More unrest and more killings
Yesterday saw the usual Friday prayers followed by mass demonstrations across Syria.
The opposition decided that the day would be dedicated to calling for the Arab League to place more pressure on the Syrian government. Some were calling for the Arab League to implement a no fly zone over the country whilst others wanted Syria’s membership of the Arab League to be suspended.
The 22 member Arab League meets today in Cairo to discuss the situation. It is clear that its 2nd November initiative hasn’t worked. The Arab League had hoped that it had secured an agreement with the Syrian government to withdraw its forces from hotspot cities, to free political prisoners and to start talks with the opposition. None of these have happened and at least 104 more people have died since 2nd November in security forces clampdowns.
The main focus of violence yesterday was Homs yet again. Around 37 people are thought to have died with leaked video’s (if genuine) suggesting that security forces were bombarding residential areas.
The Syrian government has welcomed a request from the Arab League to make a further visit, saying that they can show proof that this is not a people’s uprising but attacks by terrorists which are being repelled.
The Syrian official news agency SANA reports today that “Three citizens and two law enforcement members were martyred, two other members and two citizens were injured on Friday by the gunfire of terrorist groups in the central provinces of Homs and Hama”.
In another news report which would suggest that there have been protests by civilians the agency states that “In a statement to SANA correspondent, the Chief (Brig Gen Jamal Bitar, Chief of the Police) confirmed that Latakia has witnessed no problems on Friday and the citizens calmly performed the Friday Prayers.

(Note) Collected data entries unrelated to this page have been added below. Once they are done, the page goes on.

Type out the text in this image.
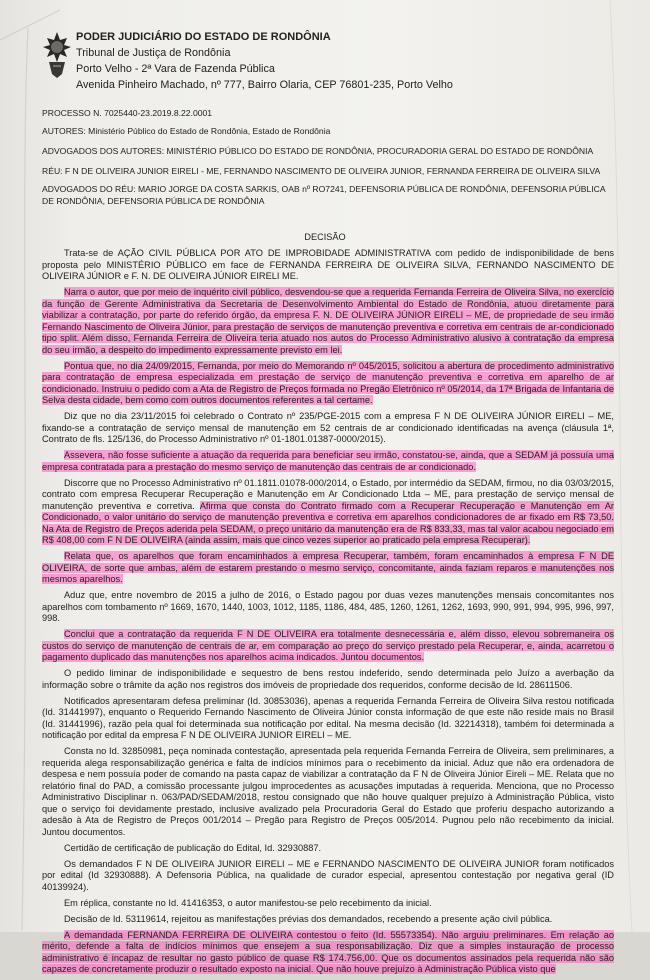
PODER JUDICIÁRIO DO ESTADO DE RONDÔNIA
Tribunal de Justiça de Rondônia
Porto Velho - 2ª Vara de Fazenda Pública
Avenida Pinheiro Machado, nº 777, Bairro Olaria, CEP 76801-235, Porto Velho
PROCESSO N. 7025440-23.2019.8.22.0001
AUTORES: Ministério Público do Estado de Rondônia, Estado de Rondônia
ADVOGADOS DOS AUTORES: MINISTÉRIO PÚBLICO DO ESTADO DE RONDÔNIA, PROCURADORIA GERAL DO ESTADO DE RONDÔNIA
RÉU: F N DE OLIVEIRA JUNIOR EIRELI - ME, FERNANDO NASCIMENTO DE OLIVEIRA JUNIOR, FERNANDA FERREIRA DE OLIVEIRA SILVA
ADVOGADOS DO RÉU: MARIO JORGE DA COSTA SARKIS, OAB nº RO7241, DEFENSORIA PÚBLICA DE RONDÔNIA, DEFENSORIA PÚBLICA
DE RONDÔNIA, DEFENSORIA PÚBLICA DE RONDÔNIA
DECISÃO

Trata-se de AÇÃO CIVIL PÚBLICA POR ATO DE IMPROBIDADE ADMINISTRATIVA com pedido de indisponibilidade de bens proposta pelo MINISTÉRIO PÚBLICO em face de FERNANDA FERREIRA DE OLIVEIRA SILVA, FERNANDO NASCIMENTO DE OLIVEIRA JÚNIOR e F. N. DE OLIVEIRA JÚNIOR EIRELI ME.

Narra o autor, que por meio de inquérito civil público, desvendou-se que a requerida Fernanda Ferreira de Oliveira Silva, no exercício da função de Gerente Administrativa da Secretaria de Desenvolvimento Ambiental do Estado de Rondônia, atuou diretamente para viabilizar a contratação, por parte do referido órgão, da empresa F. N. DE OLIVEIRA JÚNIOR EIRELI – ME, de propriedade de seu irmão Fernando Nascimento de Oliveira Júnior, para prestação de serviços de manutenção preventiva e corretiva em centrais de ar-condicionado tipo split. Além disso, Fernanda Ferreira de Oliveira teria atuado nos autos do Processo Administrativo alusivo à contratação da empresa do seu irmão, a despeito do impedimento expressamente previsto em lei.

Pontua que, no dia 24/09/2015, Fernanda, por meio do Memorando nº 045/2015, solicitou a abertura de procedimento administrativo para contratação de empresa especializada em prestação de serviço de manutenção preventiva e corretiva em aparelho de ar condicionado. Instruiu o pedido com a Ata de Registro de Preços formada no Pregão Eletrônico nº 05/2014, da 17ª Brigada de Infantaria de Selva desta cidade, bem como com outros documentos referentes a tal certame.

Diz que no dia 23/11/2015 foi celebrado o Contrato nº 235/PGE-2015 com a empresa F N DE OLIVEIRA JÚNIOR EIRELI – ME, fixando-se a contratação de serviço mensal de manutenção em 52 centrais de ar condicionado identificadas na avença (cláusula 1ª, Contrato de fls. 125/136, do Processo Administrativo nº 01-1801.01387-0000/2015).

Assevera, não fosse suficiente a atuação da requerida para beneficiar seu irmão, constatou-se, ainda, que a SEDAM já possuía uma empresa contratada para a prestação do mesmo serviço de manutenção das centrais de ar condicionado.

Discorre que no Processo Administrativo nº 01.1811.01078-000/2014, o Estado, por intermédio da SEDAM, firmou, no dia 03/03/2015, contrato com empresa Recuperar Recuperação e Manutenção em Ar Condicionado Ltda – ME, para prestação de serviço mensal de manutenção preventiva e corretiva. Afirma que consta do Contrato firmado com a Recuperar Recuperação e Manutenção em Ar Condicionado, o valor unitário do serviço de manutenção preventiva e corretiva em aparelhos condicionadores de ar fixado em R$ 73,50. Na Ata de Registro de Preços aderida pela SEDAM, o preço unitário da manutenção era de R$ 833,33, mas tal valor acabou negociado em R$ 408,00 com F N DE OLIVEIRA (ainda assim, mais que cinco vezes superior ao praticado pela empresa Recuperar).

Relata que, os aparelhos que foram encaminhados à empresa Recuperar, também, foram encaminhados à empresa F N DE OLIVEIRA, de sorte que ambas, além de estarem prestando o mesmo serviço, concomitante, ainda faziam reparos e manutenções nos mesmos aparelhos.

Aduz que, entre novembro de 2015 a julho de 2016, o Estado pagou por duas vezes manutenções mensais concomitantes nos aparelhos com tombamento nº 1669, 1670, 1440, 1003, 1012, 1185, 1186, 484, 485, 1260, 1261, 1262, 1693, 990, 991, 994, 995, 996, 997, 998.

Conclui que a contratação da requerida F N DE OLIVEIRA era totalmente desnecessária e, além disso, elevou sobremaneira os custos do serviço de manutenção de centrais de ar, em comparação ao preço do serviço prestado pela Recuperar, e, ainda, acarretou o pagamento duplicado das manutenções nos aparelhos acima indicados. Juntou documentos.

O pedido liminar de indisponibilidade e sequestro de bens restou indeferido, sendo determinada pelo Juízo a averbação da informação sobre o trâmite da ação nos registros dos imóveis de propriedade dos requeridos, conforme decisão de Id. 28611506.

Notificados apresentaram defesa preliminar (Id. 30853036), apenas a requerida Fernanda Ferreira de Oliveira Silva restou notificada (Id. 31441997), enquanto o Requerido Fernando Nascimento de Oliveira Júnior consta informação de que este não reside mais no Brasil (Id. 31441996), razão pela qual foi determinada sua notificação por edital. Na mesma decisão (Id. 32214318), também foi determinada a notificação por edital da empresa F N DE OLIVEIRA JUNIOR EIRELI – ME.

Consta no Id. 32850981, peça nominada contestação, apresentada pela requerida Fernanda Ferreira de Oliveira, sem preliminares, a requerida alega responsabilização genérica e falta de indícios mínimos para o recebimento da inicial. Aduz que não era ordenadora de despesa e nem possuía poder de comando na pasta capaz de viabilizar a contratação da F N de Oliveira Júnior Eireli – ME. Relata que no relatório final do PAD, a comissão processante julgou improcedentes as acusações imputadas à requerida. Menciona, que no Processo Administrativo Disciplinar n. 063/PAD/SEDAM/2018, restou consignado que não houve qualquer prejuízo à Administração Pública, visto que o serviço foi devidamente prestado, inclusive avalizado pela Procuradoria Geral do Estado que proferiu despacho autorizando a adesão à Ata de Registro de Preços 001/2014 – Pregão para Registro de Preços 005/2014. Pugnou pelo não recebimento da inicial. Juntou documentos.

Certidão de certificação de publicação do Edital, Id. 32930887.

Os demandados F N DE OLIVEIRA JUNIOR EIRELI – ME e FERNANDO NASCIMENTO DE OLIVEIRA JUNIOR foram notificados por edital (Id 32930888). A Defensoria Pública, na qualidade de curador especial, apresentou contestação por negativa geral (ID 40139924).

Em réplica, constante no Id. 41416353, o autor manifestou-se pelo recebimento da inicial.

Decisão de Id. 53119614, rejeitou as manifestações prévias dos demandados, recebendo a presente ação civil pública.

A demandada FERNANDA FERREIRA DE OLIVEIRA contestou o feito (Id. 55573354). Não arguiu preliminares. Em relação ao mérito, defende a falta de indícios mínimos que ensejem a sua responsabilização. Diz que a simples instauração de processo administrativo é incapaz de resultar no gasto público de quase R$ 174.756,00. Que os documentos assinados pela requerida não são capazes de concretamente produzir o resultado exposto na inicial. Que não houve prejuízo à Administração Pública visto que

Meanwhile Russian Foreign Minister Sergei Lavrov has said that Russia is willing to assist the opposing sides to start a reconciliation dialogue. There are clear indications now that army deserters are fighting the armed forces and that the protests are involving more and more armed interventions. Protesters have made it clear that they want President Bashar al-Assad out and it is unlikely that with more than 3,500 deaths since the beginning of the year that they are in the mood for reconciliation talks.